Ses chuchotements parviennent à mes oreilles : « Oui, je suis prêt et toujours autant déterminé ! Pour sûr, ça va péter ! »

En un instant je comprends tout, cet homme est un terroriste ! J’aurais dû m’en douter plus tôt, en voyant son accoutrement et cette étrange protubérance en haut de sa cuisse droite ! Il dissimule une bombe dans la poche de son jogging, j’en suis certaine !

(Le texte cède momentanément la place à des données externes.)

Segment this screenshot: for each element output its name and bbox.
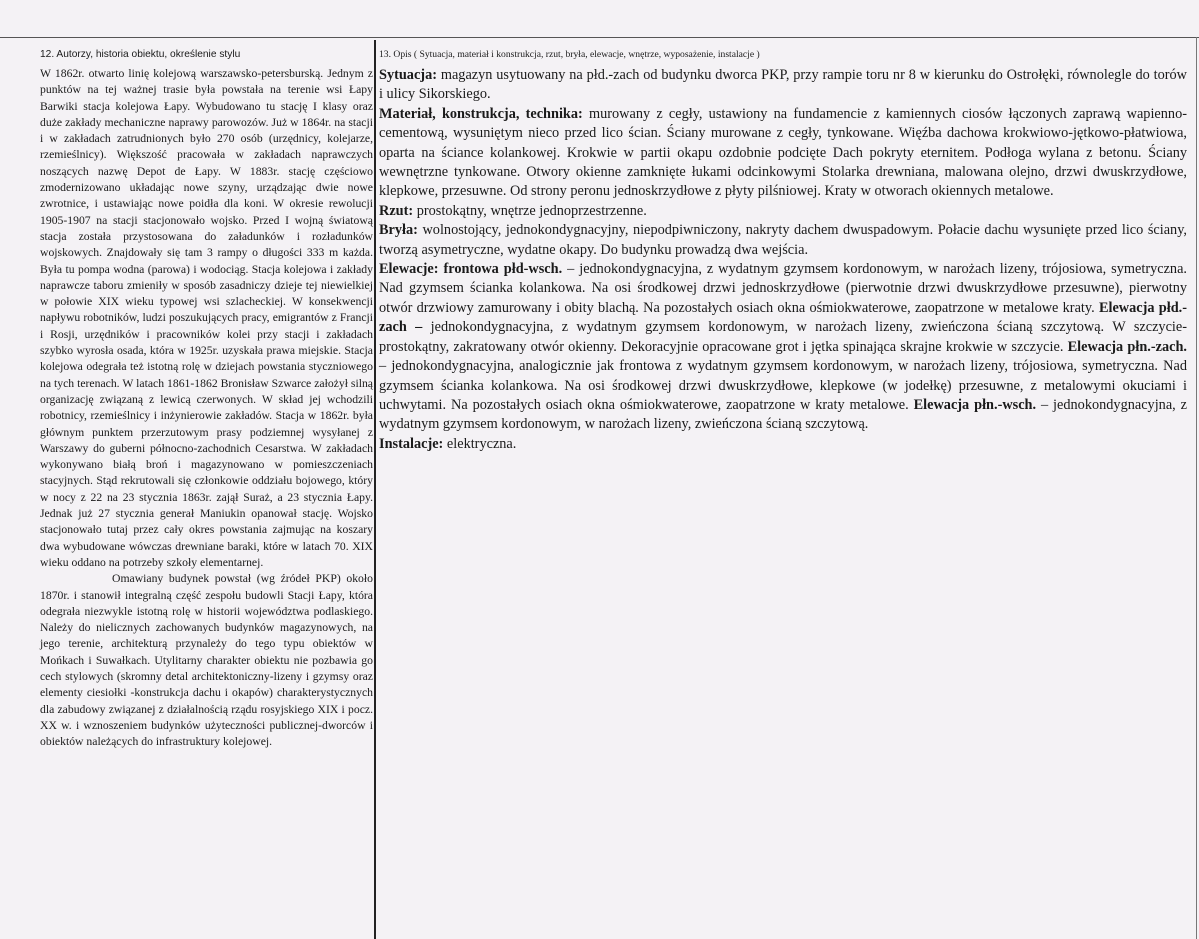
elewacja-frontowa-text: – jednokondygnacyjna, z wydatnym gzymsem kordonowym, w narożach lizeny, trójosiowa, symetryczna. Nad gzymsem ścianka kolankowa. Na osi środkowej drzwi jednoskrzydłowe (pierwotnie drzwi dwuskrzydłowe przesuwne), pierwotny otwór drzwiowy zamurowany i obity blachą. Na pozostałych osiach okna ośmiokwaterowe, zaopatrzone w metalowe kraty.: [379, 261, 1187, 316]
material-entry: [379, 105, 1187, 202]
form-right-rule: [1196, 37, 1197, 939]
sytuacja-label: Sytuacja:: [379, 67, 437, 83]
material-text: murowany z cegły, ustawiony na fundamencie z kamiennych ciosów łączonych zaprawą wapienno-cementową, wysuniętym nieco przed lico ścian. Ściany murowane z cegły, tynkowane. Więźba dachowa krokwiowo-jętkowo-płatwiowa, oparta na ściance kolankowej. Krokwie w partii okapu ozdobnie podcięte Dach pokryty eternitem. Podłoga wylana z betonu. Ściany wewnętrzne tynkowane. Otwory okienne zamknięte łukami odcinkowymi Stolarka drewniana, malowana olejno, drzwi dwuskrzydłowe, klepkowe, przesuwne. Od strony peronu jednoskrzydłowe z płyty pilśniowej. Kraty w otworach okiennych metalowe.: [379, 105, 1187, 200]
form-top-rule: [0, 37, 1199, 38]
rzut-entry: [379, 202, 1187, 221]
instalacje-label: Instalacje:: [379, 435, 444, 452]
history-body: [40, 66, 373, 750]
history-paragraph: W 1862r. otwarto linię kolejową warszawsko-petersburską. Jednym z punktów na tej ważnej trasie była powstała na terenie wsi Łapy Barwiki stacja kolejowa Łapy. Wybudowano tu stację I klasy oraz duże zakłady mechaniczne naprawy parowozów. Już w 1864r. na stacji i w zakładach zatrudnionych było 270 osób (urzędnicy, kolejarze, rzemieślnicy). Większość pracowała w zakładach naprawczych noszących nazwę Depot de Łapy. W 1883r. stację częściowo zmodernizowano układając nowe szyny, urządzając dwie nowe zwrotnice, i ustawiając nowe poidła dla koni. W okresie rewolucji 1905-1907 na stacji stacjonowało wojsko. Przed I wojną światową stacja została przystosowana do załadunków i rozładunków wojskowych. Znajdowały się tam 3 rampy o długości 333 m każda. Była tu pompa wodna (parowa) i wodociąg. Stacja kolejowa i zakłady naprawcze taboru zmieniły w sposób zasadniczy dzieje tej niewielkiej w połowie XIX wieku typowej wsi szlacheckiej. W konsekwencji napływu robotników, ludzi poszukujących pracy, emigrantów z Francji i Rosji, urzędników i pracowników kolei przy stacji i zakładach szybko wyrosła osada, która w 1925r. uzyskała prawa miejskie. Stacja kolejowa odegrała też istotną rolę w dziejach powstania styczniowego na tych terenach. W latach 1861-1862 Bronisław Szwarce założył silną organizację związaną z lewicą czerwonych. W skład jej wchodzili robotnicy, rzemieślnicy i inżynierowie zakładów. Stacja w 1862r. była głównym punktem przerzutowym prasy podziemnej wysyłanej z Warszawy do guberni północno-zachodnich Cesarstwa. W zakładach wykonywano białą broń i magazynowano w pomieszczeniach stacyjnych. Stąd rekrutowali się członkowie oddziału bojowego, który w nocy z 22 na 23 stycznia 1863r. zajął Suraż, a 23 stycznia Łapy. Jednak już 27 stycznia generał Maniukin opanował stację. Wojsko stacjonowało tutaj przez cały okres powstania zajmując na koszary dwa wybudowane wówczas drewniane baraki, które w latach 70. XIX wieku oddano na potrzeby szkoły elementarnej.: [40, 67, 373, 569]
sytuacja-entry: [379, 66, 1187, 105]
elewacja-pln-zach-text: – jednokondygnacyjna, analogicznie jak frontowa z wydatnym gzymsem kordonowym, w narożach lizeny, trójosiowa, symetryczna. Nad gzymsem ścianka kolankowa. Na osi środkowej drzwi dwuskrzydłowe, klepkowe (w jodełkę) przesuwne, z metalowymi okuciami i uchwytami. Na pozostałych osiach okna ośmiokwaterowe, zaopatrzone w kraty metalowe.: [379, 358, 1187, 413]
description-body: [379, 66, 1187, 454]
elewacja-frontowa-label: Elewacje: frontowa płd-wsch.: [379, 261, 563, 278]
column-divider: [374, 40, 376, 939]
elewacje-entry: [379, 260, 1187, 435]
instalacje-text: elektryczna.: [443, 435, 517, 452]
rzut-text: prostokątny, wnętrze jednoprzestrzenne.: [413, 202, 647, 219]
description-section-header: 13. Opis ( Sytuacja, materiał i konstrukcja, rzut, bryła, elewacje, wnętrze, wyposażenie, instalacje ): [379, 49, 760, 60]
bryla-entry: [379, 221, 1187, 260]
history-column: [40, 49, 373, 750]
history-section-header: 12. Autorzy, historia obiektu, określenie stylu: [40, 49, 241, 60]
elewacja-pln-wsch-label: Elewacja płn.-wsch.: [913, 396, 1037, 413]
elewacja-pld-zach-label: Elewacja płd.-zach –: [379, 299, 1188, 336]
bryla-text: wolnostojący, jednokondygnacyjny, niepodpiwniczony, nakryty dachem dwuspadowym. Połacie dachu wysunięte przed lico ściany, tworzą asymetryczne, wydatne okapy. Do budynku prowadzą dwa wejścia.: [379, 222, 1187, 258]
material-label: Materiał, konstrukcja, technika:: [379, 105, 583, 122]
description-column: [379, 49, 1187, 454]
rzut-label: Rzut:: [379, 202, 414, 219]
history-paragraph: Omawiany budynek powstał (wg źródeł PKP) około 1870r. i stanowił integralną część zespołu budowli Stacji Łapy, która odegrała niezwykle istotną rolę w historii województwa podlaskiego. Należy do nielicznych zachowanych budynków magazynowych, na jego terenie, architekturą przynależy do tego typu obiektów w Mońkach i Suwałkach. Utylitarny charakter obiektu nie pozbawia go cech stylowych (skromny detal architektoniczny-lizeny i gzymsy oraz elementy ciesiołki -konstrukcja dachu i okapów) charakterystycznych dla zabudowy związanej z działalnością rządu rosyjskiego XIX i pocz. XX w. i wznoszeniem budynków użyteczności publicznej-dworców i obiektów należących do infrastruktury kolejowej.: [40, 572, 373, 749]
elewacja-pln-zach-label: Elewacja płn.-zach.: [1067, 338, 1187, 355]
elewacja-pld-zach-text: jednokondygnacyjna, z wydatnym gzymsem kordonowym, w narożach lizeny, zwieńczona ścianą szczytową. W szczycie-prostokątny, zakratowany otwór okienny. Dekoracyjnie opracowane grot i jętka spinająca skrajne krokwie w szczycie.: [379, 319, 1187, 355]
instalacje-entry: [379, 435, 1187, 454]
elewacja-pln-wsch-text: – jednokondygnacyjna, z wydatnym gzymsem kordonowym, w narożach lizeny, zwieńczona ścianą szczytową.: [379, 396, 1187, 433]
bryla-label: Bryła:: [379, 222, 418, 239]
sytuacja-text: magazyn usytuowany na płd.-zach od budynku dworca PKP, przy rampie toru nr 8 w kierunku do Ostrołęki, równolegle do torów i ulicy Sikorskiego.: [379, 67, 1187, 103]
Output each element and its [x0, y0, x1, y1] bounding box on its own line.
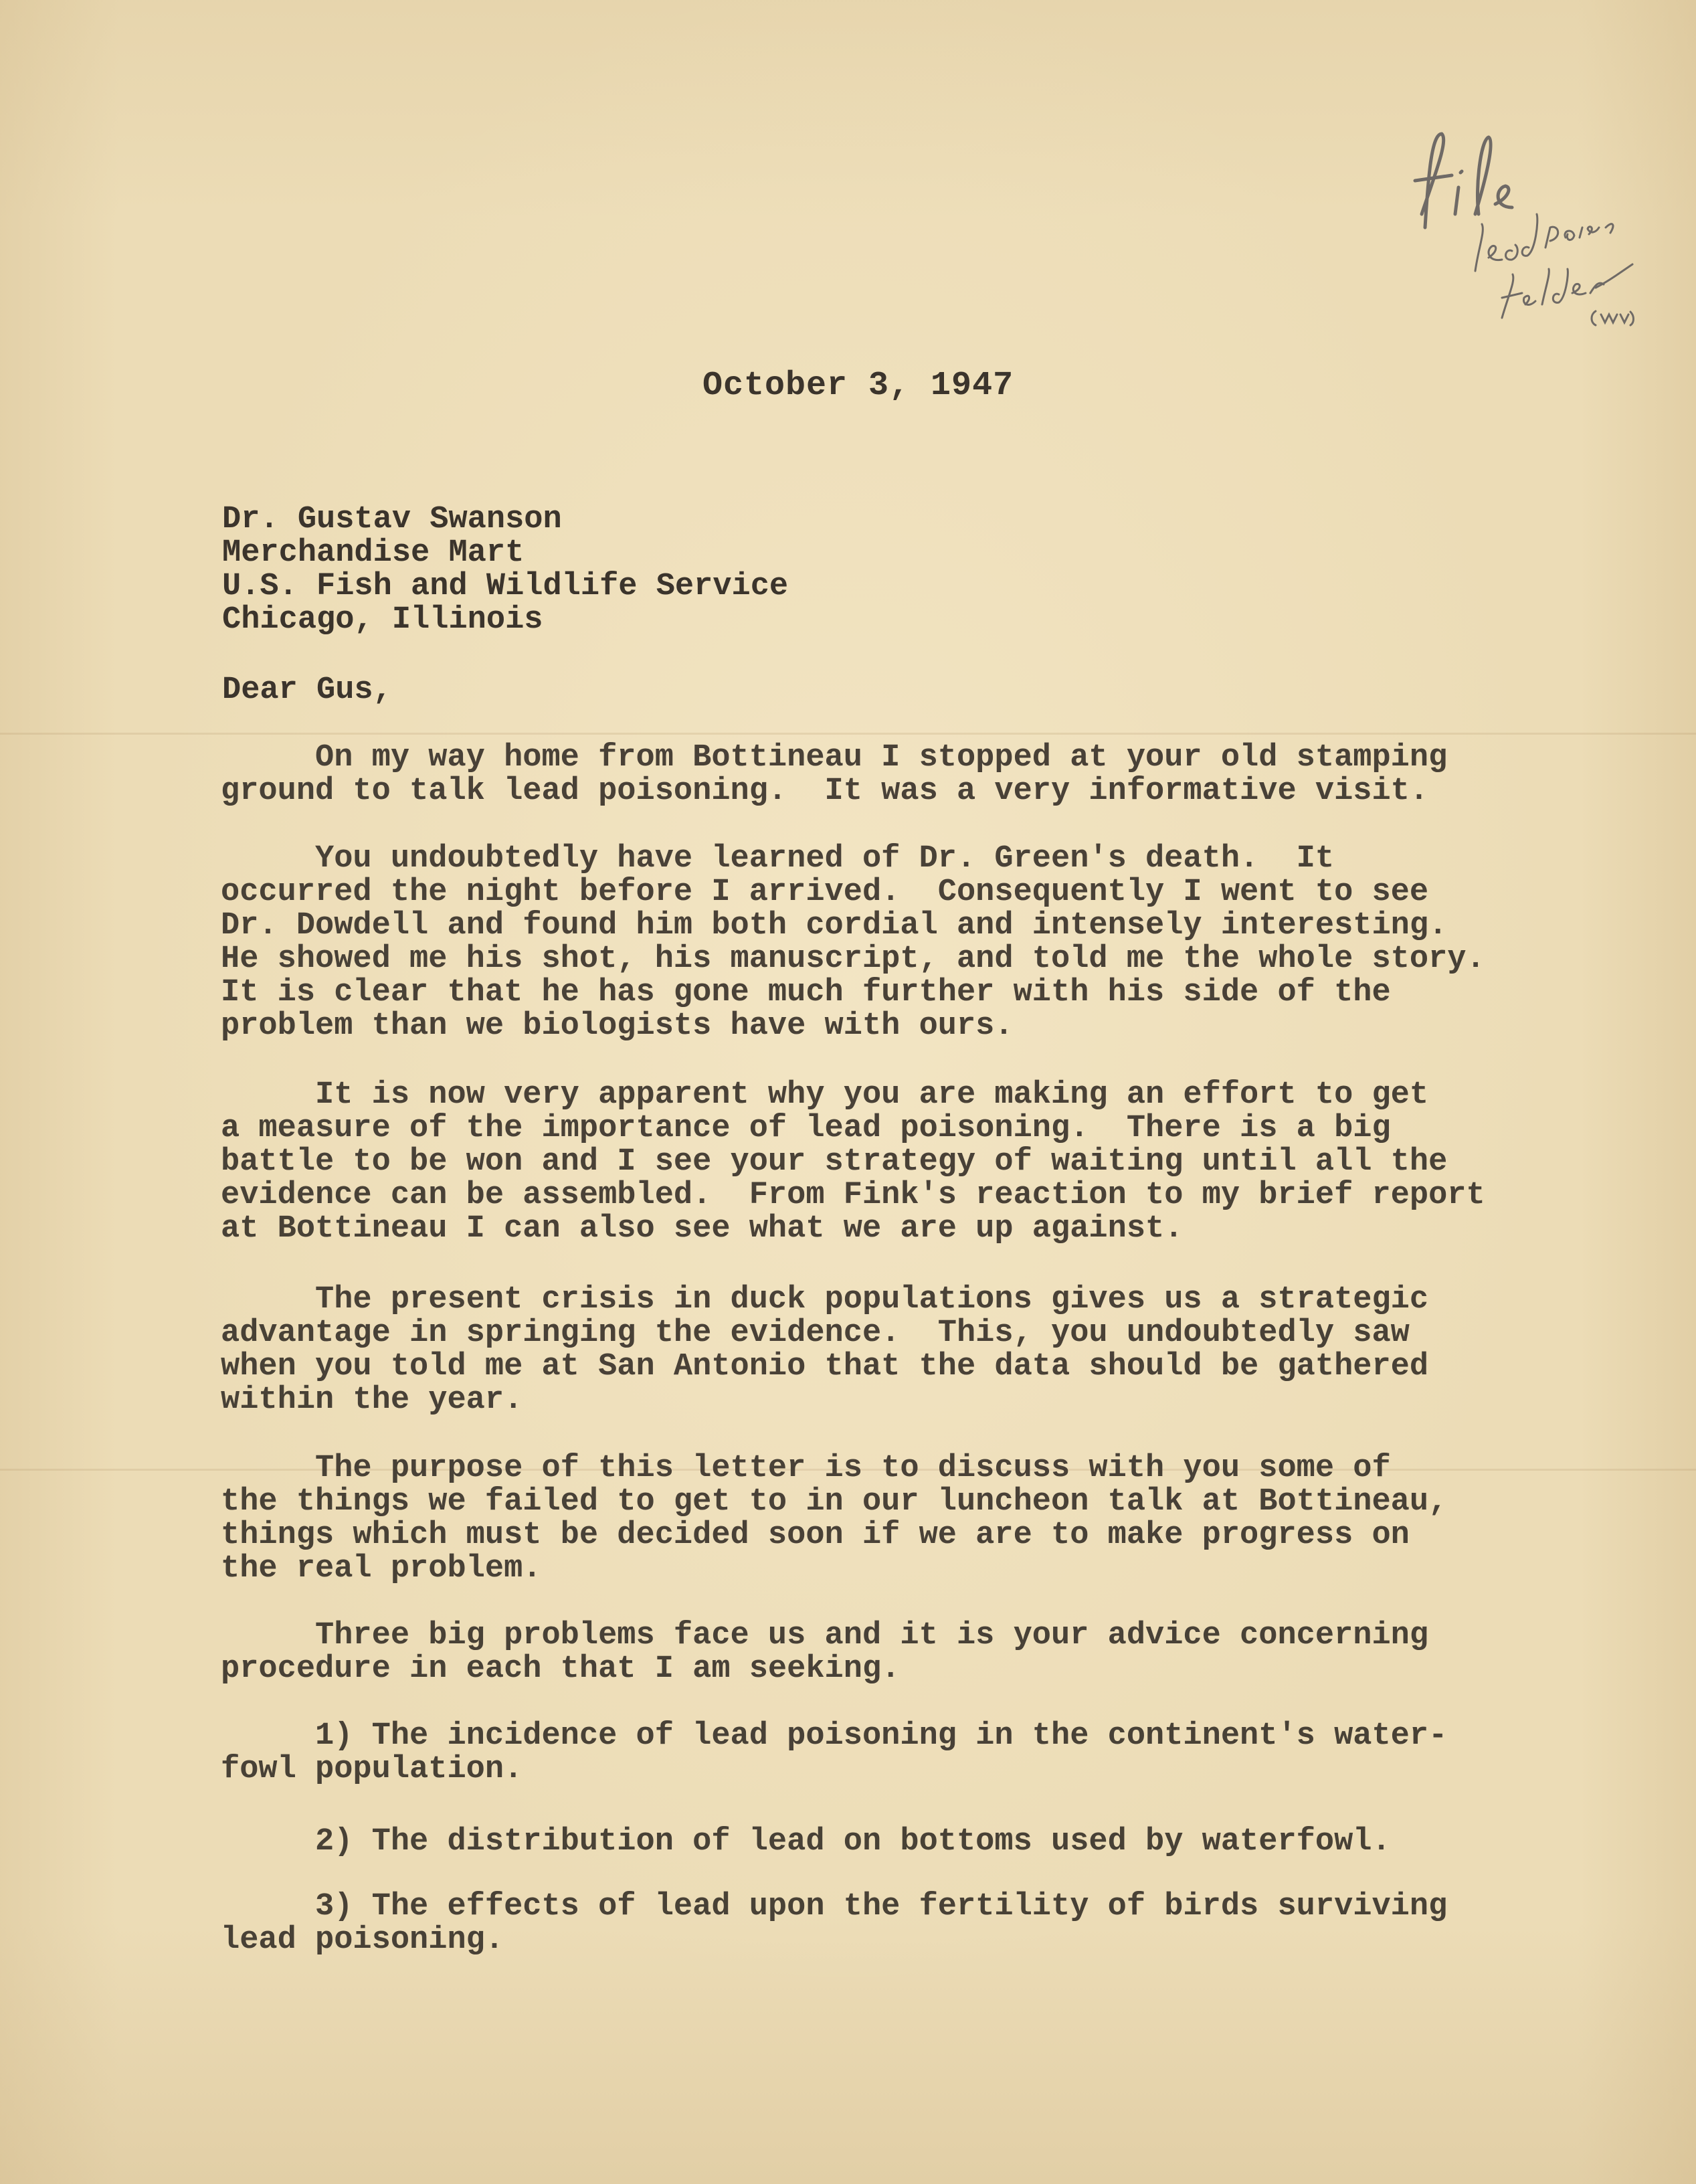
- body-line: The purpose of this letter is to discuss with you some of: [221, 1451, 1391, 1486]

L’explosif sera passé inaperçu au contrôle. Rien de surprenant, le personnel a fait preuve de laxisme, j’ai pu le constater… Le contenu de mon sac n’a pas été vérifié et je n’ai même pas été fouillée. Maintenant, nous en payons les conséquences. D’ici peu, nous allons tous périr dans les flammes !

La chaleur est devenue insupportable, mes vêtements collent à ma peau trempée de sueur, j’ai besoin d’eau mais je n’ose plus bouger. Comment réagir face à cette situation ?

Il faudrait que je puisse interpeler, discrètement, un agent de sécurité, ou même un simple employé. Mon regard scanne la salle d’attente, à la recherche d’un sauveur.

Une hôtesse vient d’ouvrir la porte du couloir d’embarquement. Les passagers installés à l’avant de l’avion sont appelés en priorité. J’ai du mal à me déplacer, mes jambes tremblent et j’ai des vertiges.

Le terroriste s’est levé lui aussi. Il me suit ! Autour de moi, les murs se déforment, ondulent et s’affaissent, tandis que le sol m’engloutit.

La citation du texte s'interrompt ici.